Off-price retailer TJX Cos. Inc. reported a higher quarterly profit that met Wall Street expectations as cash-strapped consumers flocked to its stores.
The company, which runs the T.J. Maxx and Marshalls chains, also said Tuesday that profit for the current second quarter could top the analysts' view, helping to send the retailer's shares up 3.8 per cent in premarket trade.
Profit rose to $209.2-million (U.S.), or 49 cents per share, in the first quarter ended on May 2 from $193.8-million, or 43 cents per share, a year earlier.
Analysts on average were expecting 49 cents per share after TJX raised its quarterly earnings forecast earlier this month to a range of 47 cents to 49 cents.

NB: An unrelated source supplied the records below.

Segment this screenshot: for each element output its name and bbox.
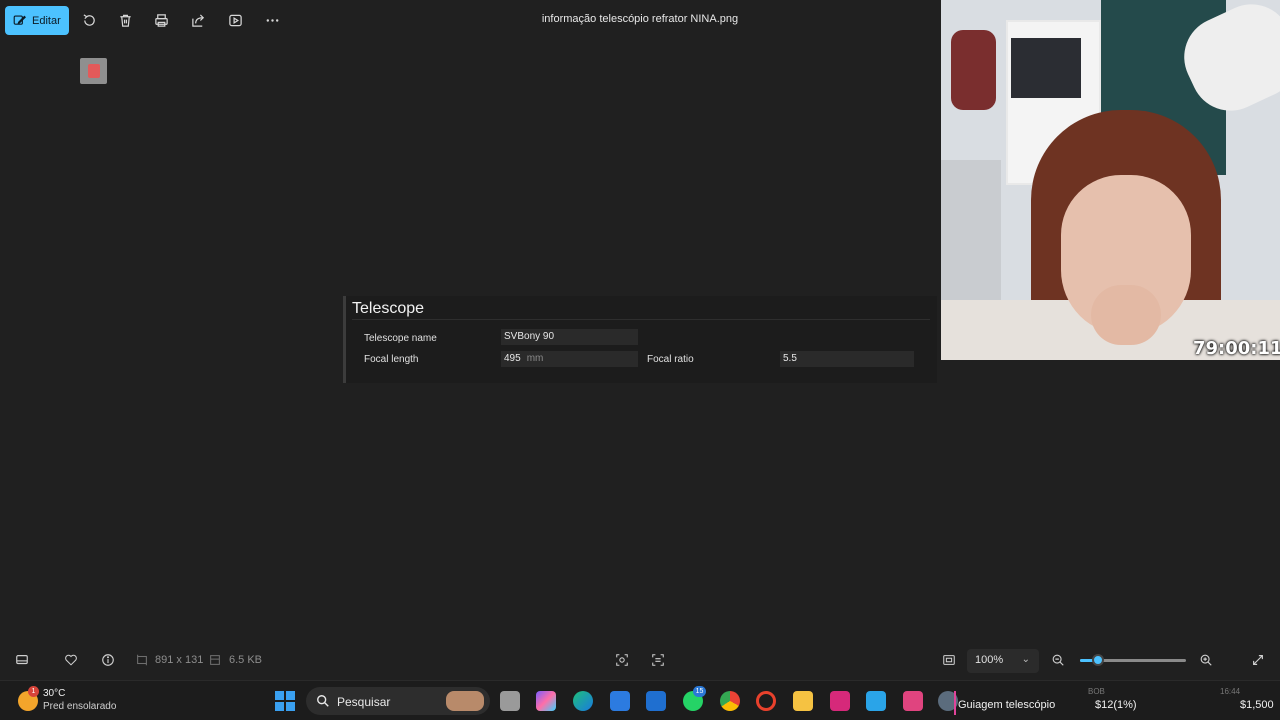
fit-to-window-icon[interactable]	[941, 652, 957, 668]
section-title: Telescope	[352, 300, 425, 317]
focal-ratio-value: 5.5	[783, 353, 797, 364]
whatsapp-badge: 15	[693, 686, 706, 697]
active-window-indicator	[954, 691, 956, 715]
delete-icon[interactable]	[116, 11, 134, 29]
edit-button-label: Editar	[32, 14, 61, 27]
zoom-level: 100%	[975, 654, 1004, 666]
visual-search-icon[interactable]	[614, 652, 630, 668]
faint-widget-text-1: BOB	[1088, 687, 1105, 696]
search-highlight-image	[446, 691, 484, 711]
zoom-level-dropdown[interactable]: 100% ⌄	[967, 649, 1039, 673]
app-cube-icon[interactable]	[646, 691, 666, 711]
search-icon	[317, 695, 329, 707]
widget-value-1: $12(1%)	[1095, 699, 1137, 711]
telescope-name-field: SVBony 90	[501, 329, 638, 345]
taskbar-search[interactable]: Pesquisar	[306, 687, 490, 715]
focal-ratio-field: 5.5	[780, 351, 914, 367]
store-icon[interactable]	[610, 691, 630, 711]
focal-length-value: 495	[504, 353, 521, 364]
books	[1011, 38, 1081, 98]
text-scan-icon[interactable]	[650, 652, 666, 668]
image-dimensions: 891 x 131	[155, 654, 204, 666]
edit-icon	[13, 15, 26, 25]
telescope-name-value: SVBony 90	[504, 331, 555, 342]
windows-start-icon[interactable]	[275, 691, 295, 711]
fullscreen-icon[interactable]	[1250, 652, 1266, 668]
opera-icon[interactable]	[756, 691, 776, 711]
blue-app-icon[interactable]	[866, 691, 886, 711]
file-title: informação telescópio refrator NINA.png	[541, 13, 739, 25]
zoom-slider-thumb[interactable]	[1092, 654, 1104, 666]
widget-value-2: $1,500	[1240, 699, 1274, 711]
filmstrip-icon[interactable]	[14, 652, 30, 668]
dimensions-icon	[134, 652, 150, 668]
nina-app-icon[interactable]	[903, 691, 923, 711]
search-placeholder: Pesquisar	[337, 695, 391, 709]
pink-app-icon[interactable]	[830, 691, 850, 711]
wall-decoration	[951, 30, 996, 110]
more-icon[interactable]	[263, 11, 281, 29]
chrome-icon[interactable]	[720, 691, 740, 711]
weather-badge: 1	[28, 686, 39, 697]
weather-temperature[interactable]: 30°C	[43, 688, 65, 699]
widget-label[interactable]: Guiagem telescópio	[958, 699, 1055, 711]
faint-widget-text-2: 16:44	[1220, 687, 1241, 696]
edit-button[interactable]: Editar	[5, 6, 69, 35]
zoom-out-icon[interactable]	[1050, 652, 1066, 668]
focal-length-field: 495 mm	[501, 351, 638, 367]
displayed-image: Telescope Telescope name SVBony 90 Focal…	[343, 296, 937, 383]
webcam-overlay: 79:00:11	[941, 0, 1280, 360]
stream-timer: 79:00:11	[1193, 338, 1280, 359]
task-view-icon[interactable]	[500, 691, 520, 711]
file-size: 6.5 KB	[229, 654, 263, 666]
windows-taskbar: 1 30°C Pred ensolarado Pesquisar 15 BOB …	[0, 680, 1280, 720]
copilot-icon[interactable]	[536, 691, 556, 711]
favorite-icon[interactable]	[63, 652, 79, 668]
file-size-icon	[207, 652, 223, 668]
photos-app-window: Editar informação telescópio refrator NI…	[0, 0, 1280, 720]
zoom-in-icon[interactable]	[1198, 652, 1214, 668]
info-icon[interactable]	[100, 652, 116, 668]
file-thumbnail[interactable]	[80, 58, 107, 84]
divider	[352, 319, 930, 320]
app-file-icon	[87, 64, 100, 78]
person-hand	[1091, 285, 1161, 345]
bottom-status-bar: 891 x 131 6.5 KB 100% ⌄	[0, 640, 1280, 680]
telescope-name-label: Telescope name	[364, 333, 437, 344]
share-icon[interactable]	[189, 11, 207, 29]
focal-ratio-label: Focal ratio	[647, 354, 694, 365]
print-icon[interactable]	[152, 11, 170, 29]
edge-icon[interactable]	[573, 691, 593, 711]
file-explorer-icon[interactable]	[793, 691, 813, 711]
rotate-icon[interactable]	[80, 11, 98, 29]
top-toolbar: Editar informação telescópio refrator NI…	[0, 0, 940, 40]
chevron-down-icon: ⌄	[1021, 654, 1030, 665]
focal-length-label: Focal length	[364, 354, 419, 365]
slideshow-icon[interactable]	[226, 11, 244, 29]
weather-description[interactable]: Pred ensolarado	[43, 701, 116, 712]
focal-length-unit: mm	[526, 353, 544, 364]
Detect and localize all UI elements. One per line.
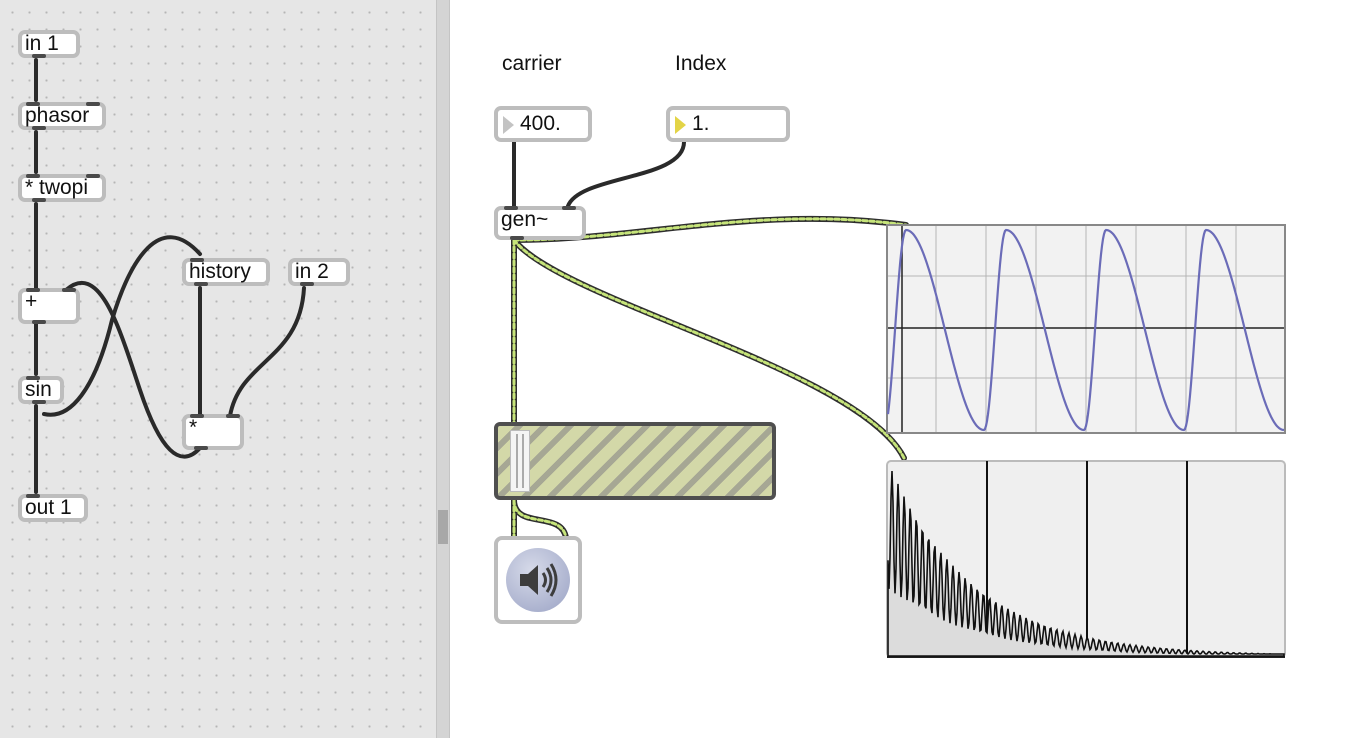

Sales rose 1 per cent to $4.35-billion, even after a 6 percentage-point hit from the stronger U.S. dollar, which reduced the value of sales from overseas markets like Canada, Britain, Ireland and Germany.
Sales at stores open at least a year, or same-store sales, rose 2 per cent.
TJX, which buys excess apparel, accessories and home goods in bulk and sells them at deep discounts, said it expected to earn 43 cents to 49 cents per share in the second quarter. Analysts on average were expecting 43 cents, according to Reuters Estimates.
TJX shares rose $1.06 to $29 in trading before the market opened.